You might come to think about vermicompost or anything related to earthworms when you hear the word vermi. But vermiculite has nothing to do with worms. So, what is it then? Well, it's actually a mineral! A heat-treated mineral that looks a little like fool's gold. The vermiculite is unlike the fool's gold (which is embedded in rock) very light. It's basically light as air and shimmers, and comes in very small little shards. Seasoned gardeners buy it in large stock and of course we use it for the beds in our gardens. You can find vermiculite in larger garden shops and of course, online.
Some of you homeowners out there might just recognize this material. A similar type of vermiculite is actually used as a filler when constructing chimneys. That material comes in larger pieces though.
How to use vermiculite
You can use this material for plenty of different tasks and purposes in your garden. The most common way to use it is probably to put it on top of sowings. I think it's a great way to support extra sensitive seeds. But I'm getting away with myself. Let me explain:
Early sowings are often put under a grow light indoors, preferably also on top of a heat mat to get the seeds to grow quickly. If the seeds are left in cold soil too long, some of them might not be able to grow and the sowing might get completely destroyed. Sensitive seeds sown in relatively shallow soil (or maybe even sown on top of the soil) are especially vulnerable since the top layer of soil can dry out. The soil can dry out easily even without the grow light on top.
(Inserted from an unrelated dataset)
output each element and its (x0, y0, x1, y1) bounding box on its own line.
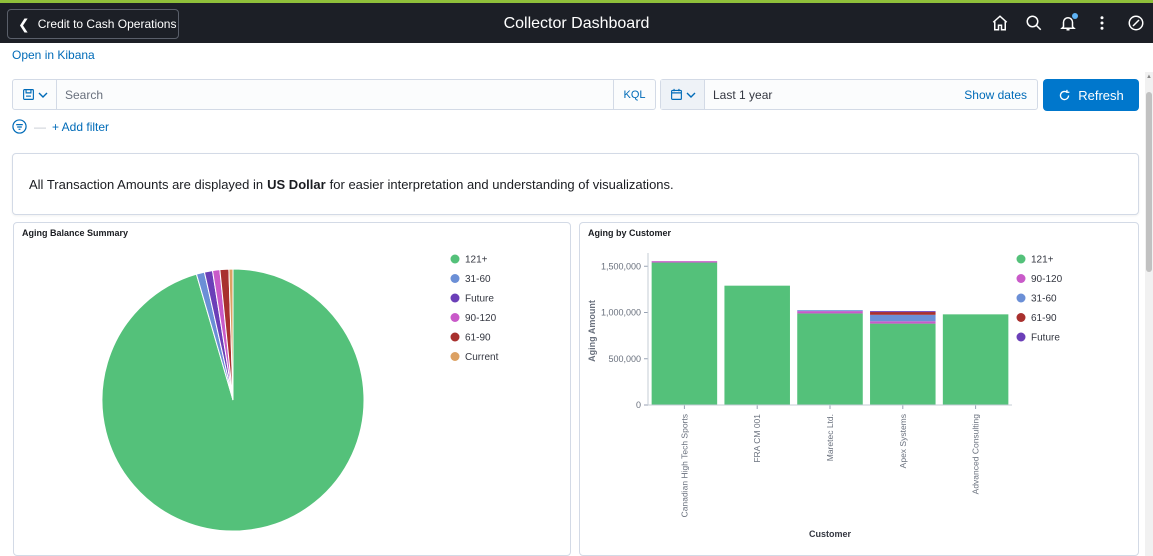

So in these cases, it really helps to cover the little seeds and the top layer of soil with a material that keeps the soil from drying out. The material needs to be light enough to allow the tiny little seedlings to come through. That's why we want to use vermiculite.
Vermiculite reflects light too, which means that some of the light hitting the material is actually directed downwards, to the soil. Light-germinating seeds grow a lot easier with the help of vermiculite, rather than a thin layer of soil on top.
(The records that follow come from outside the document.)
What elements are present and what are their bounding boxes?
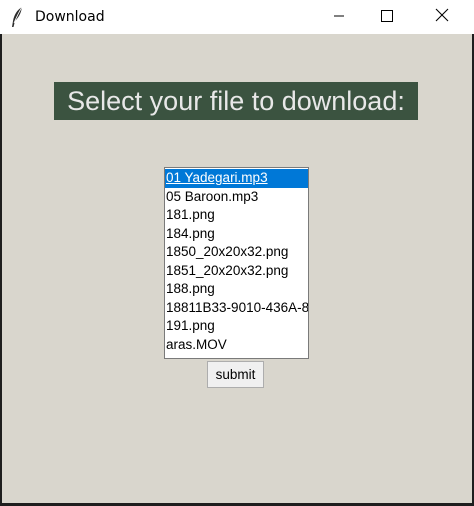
close-button[interactable]	[419, 0, 465, 33]
list-item[interactable]: 184.png	[165, 225, 308, 244]
maximize-icon	[381, 7, 393, 26]
minimize-icon	[333, 7, 345, 26]
list-item[interactable]: 1851_20x20x32.png	[165, 262, 308, 281]
maximize-button[interactable]	[364, 0, 410, 33]
list-item[interactable]: 181.png	[165, 206, 308, 225]
page-title: Select your file to download:	[54, 82, 418, 120]
list-item[interactable]: 18811B33-9010-436A-8	[165, 299, 308, 318]
list-item[interactable]: 191.png	[165, 317, 308, 336]
list-item[interactable]: 188.png	[165, 280, 308, 299]
feather-icon	[10, 6, 26, 28]
minimize-button[interactable]	[316, 0, 362, 33]
list-item[interactable]: aras.MOV	[165, 336, 308, 355]
title-bar[interactable]: Download	[0, 0, 474, 34]
list-item[interactable]: 01 Yadegari.mp3	[165, 169, 308, 188]
submit-button[interactable]: submit	[207, 361, 264, 388]
window-border-left	[0, 34, 2, 506]
list-item[interactable]: 1850_20x20x32.png	[165, 243, 308, 262]
list-item[interactable]: 05 Baroon.mp3	[165, 188, 308, 207]
close-icon	[435, 7, 449, 26]
download-window: Download Select your file to download: 0…	[0, 0, 474, 506]
file-listbox[interactable]: 01 Yadegari.mp3 05 Baroon.mp3 181.png 184.p…	[164, 167, 309, 359]
window-title: Download	[35, 9, 105, 25]
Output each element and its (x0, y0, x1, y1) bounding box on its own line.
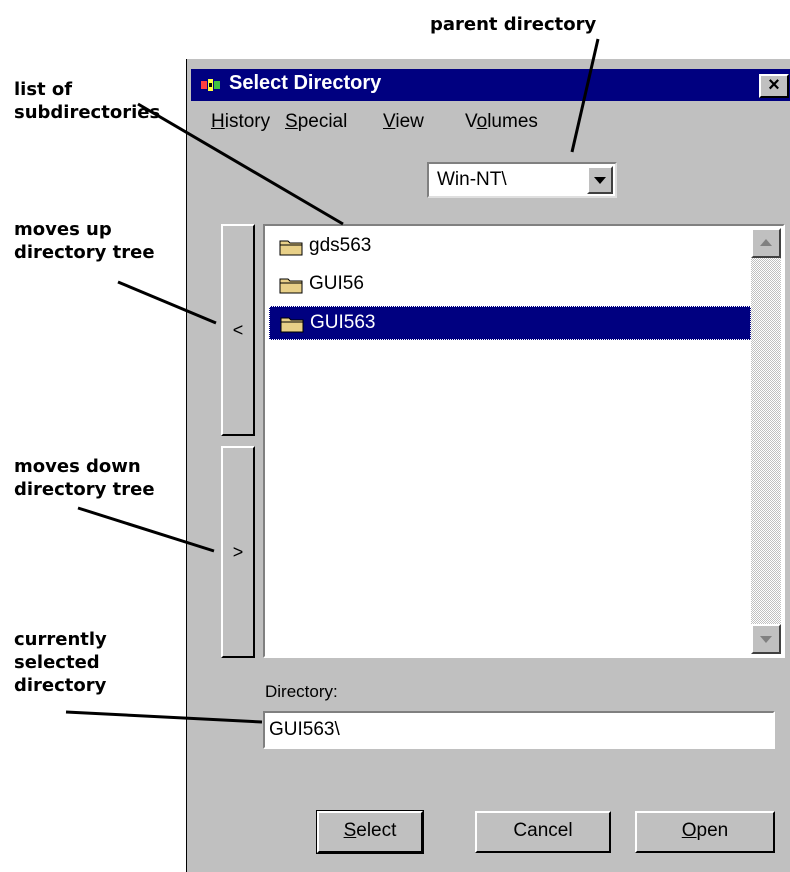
down-directory-button[interactable]: > (221, 446, 255, 658)
list-item[interactable]: gds563 (269, 230, 751, 264)
menu-special[interactable]: Special (285, 111, 347, 133)
up-directory-button[interactable]: < (221, 224, 255, 436)
parent-directory-select[interactable]: Win-NT\ (427, 162, 617, 198)
directory-field[interactable]: GUI563\ (263, 711, 775, 749)
folder-icon (279, 278, 303, 294)
select-button[interactable]: Select (316, 810, 424, 854)
scroll-down-icon (760, 636, 772, 643)
menu-volumes[interactable]: Volumes (465, 111, 538, 133)
dialog-title: Select Directory (229, 72, 382, 94)
annotation-list-of-subdirectories: list of subdirectories (14, 79, 161, 123)
annotation-moves-down: moves down directory tree (14, 456, 155, 500)
list-item-selected[interactable]: GUI563 (269, 306, 751, 340)
cancel-button[interactable]: Cancel (475, 811, 611, 853)
directory-label: Directory: (265, 682, 338, 701)
parent-directory-value: Win-NT\ (437, 169, 507, 190)
subdirectory-list[interactable]: gds563 GUI56 GUI563 (263, 224, 785, 658)
list-item[interactable]: GUI56 (269, 268, 751, 302)
annotation-currently-selected: currently selected directory (14, 629, 107, 696)
open-button[interactable]: Open (635, 811, 775, 853)
scroll-up-button[interactable] (751, 228, 781, 258)
chevron-left-icon: < (232, 320, 244, 340)
annotation-parent-directory: parent directory (430, 14, 597, 35)
scroll-up-icon (760, 239, 772, 246)
title-bar: Select Directory × (191, 69, 790, 101)
annotation-moves-up: moves up directory tree (14, 219, 155, 263)
chevron-down-icon (594, 177, 606, 184)
app-icon (201, 79, 220, 91)
dropdown-arrow-button[interactable] (587, 166, 613, 194)
scroll-down-button[interactable] (751, 624, 781, 654)
menu-view[interactable]: View (383, 111, 424, 133)
menu-history[interactable]: History (211, 111, 270, 133)
vertical-scrollbar[interactable] (751, 228, 781, 654)
chevron-right-icon: > (232, 542, 244, 562)
folder-icon (280, 317, 304, 333)
select-directory-dialog: Select Directory × History Special View … (186, 59, 790, 872)
folder-icon (279, 240, 303, 256)
close-button[interactable]: × (759, 74, 789, 98)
Some people mix their vermiculite into their soil too, in order to get nice and airy soil for their vulnerable sowings. You can usually tell what kind of soil the plants need by reading the back of the seed packet.
My vermiculite sowings
Right now, I'm sowing plenty of summer flowers and perennials. I basically sow all of my seeds on top of the soil, cover with vermiculite and then I put them in a little trough filled with water to water them from underneath. After that, I put my sowing in a different trough on top of a heat mat and underneath a grow light too of course. Here are some of my vermiculite sowings this year:
- black-eyed Susan
- wild thyme
- great masterwort
- Russian sage
How much should I use?
A thin layer is all you need. I usually take a handful and just scatter it on top of my sowing. I sometimes cover the soil already before sowing, and then add a thin layer on top afterwards too.
Is it expensive?
Not at all! I got a 1 gallon (4 liter) bag for 6.5 dollars (65 Swedish crowns, or 6 Euro.) This amount of vermiculite will get you far too.
Can you use it outdoors?
Yes! I use mine to cover plenty of different sowings, for example in my plug trays too. Like I mentioned before though, I especially like using vermiculite for vulnerable sowings where I suspect that the soil might dry out. I don't use it for my beds or pallet collars outside though.
I just wanted to add that you don't of course have to get vermiculite to be successful in the garden. Some think it's a bit too advanced for them. I do however think that it's a great tool to protect your seeds, and it saves me some headache in the garden. I think it's especially valuable this year, when we don't have that much space for sowings at home and I need to move even very small plants to Oak Hill Cottage.
* I'm only using potting soil for my indoor sowings this year. The main reason is strictly practical, since it's so convenient to keep my potting soil in a little box filled with gardening tools in my living room. It's so easy to just get some and then put it right back when I'm done. I use regular store-bought planting soil for my winter and spring sowings outdoors though.